Pontefract Priory was a Cluniac monastery dedicated to St. John the Evangelist, founded about 1090 by Robert de Lacy, 2nd Baron of Pontefract, and located in Yorkshire, England. It existed until the dissolution of the monasteries. The church and buildings have been completely destroyed, but the site is still indicated by the name of Monk-hill.

==History==
The priory was a dependency of the Abbey of la Charité-sur-Loire, which supplied the first monks. The Cartulary of the priory survives and is a primary source for its history. Two charters of the founder are cited in a history by William Dugdale. In a charter of Henry de Lacy, 4th Baron of Pontefract, son of Robert, the church is spoken of as dedicated to St. Mary and St. John. These donations were finally confirmed to the monastery by a Bull of Pope Celestine (whether II or III is uncertain), which also conferred certain ecclesiastical privileges on the priory.

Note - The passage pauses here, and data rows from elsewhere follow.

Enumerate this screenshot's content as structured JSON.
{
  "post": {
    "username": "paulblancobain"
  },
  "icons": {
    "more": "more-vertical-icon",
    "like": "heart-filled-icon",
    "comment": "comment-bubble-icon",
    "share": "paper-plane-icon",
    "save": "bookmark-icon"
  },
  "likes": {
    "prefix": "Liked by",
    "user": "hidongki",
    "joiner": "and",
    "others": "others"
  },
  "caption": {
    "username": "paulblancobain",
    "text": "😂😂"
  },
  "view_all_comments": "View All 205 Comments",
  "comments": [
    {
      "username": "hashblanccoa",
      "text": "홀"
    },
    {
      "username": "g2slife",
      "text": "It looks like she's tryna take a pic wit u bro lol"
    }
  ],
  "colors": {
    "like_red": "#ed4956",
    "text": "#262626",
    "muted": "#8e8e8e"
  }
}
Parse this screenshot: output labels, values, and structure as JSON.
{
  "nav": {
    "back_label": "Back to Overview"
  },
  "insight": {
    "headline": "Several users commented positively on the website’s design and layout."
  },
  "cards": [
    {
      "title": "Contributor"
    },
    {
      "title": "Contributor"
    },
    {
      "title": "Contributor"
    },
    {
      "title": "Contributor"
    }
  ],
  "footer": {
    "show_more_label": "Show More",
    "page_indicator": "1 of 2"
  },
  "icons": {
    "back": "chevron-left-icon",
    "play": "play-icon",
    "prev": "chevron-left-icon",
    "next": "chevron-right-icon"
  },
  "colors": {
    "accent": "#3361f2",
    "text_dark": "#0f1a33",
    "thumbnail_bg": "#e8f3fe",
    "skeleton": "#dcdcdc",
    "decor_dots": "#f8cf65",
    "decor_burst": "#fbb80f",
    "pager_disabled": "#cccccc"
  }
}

In the Visitation Records it had 16 monks in 1262, and 27 in 1279. At the latter date a prior of exceptional ability was in charge of the house, and he is commended for his zeal during the twelve years of his rule, which had resulted in a reduction of the monastery's debts from 3200 marks to 350. A later, undated, visitation return gives the average number of monks at 20. Duckett prints a letter from Stephen, Prior of Pontefract in 1323, to Pierre, Abbot of Cluny, explaining that he had been prevented from making a visitation of the English Cluniac houses, owing to the presence of the king and court at Pontefract, which prevented his leaving home. In the previous year (1322) Thomas, Earl of Lancaster had been beheaded at Pontefract, and his body buried in the priory church "on the right hand of the high altar". Rumour declared that miracles had been wrought at the tomb. This attempt to regard the earl as a martyr aroused the anger of Edward II of England, who impounded the offerings. However, not long after, a chantry dedicated to St. Thomas was built on the site of the execution and, in 1343, license was given to the prior and Convent of Pontefract "to allow Masses and other Divine Services" to be celebrated there.

==Burials==
- Robert de Lacy
- Maud de Perche
- Ilbert II de Lacy
- Richard Plantagenet, 3rd Duke of York
- Thurstan
- Thomas, 2nd Earl of Lancaster

==Dissolution==

In the valor ecclesiasticus of 26 Henry VIII, the yearly revenue of the priory is entered as £472 16s. 10½d. gross, and £337 14s. 8½d. clear value. The last prior, James Thwayts, with seven brethren and one novice surrendered the monastery to the king, Henry VIII of England, 23 November 1540, the prior being assigned a pension of fifty pounds per annum.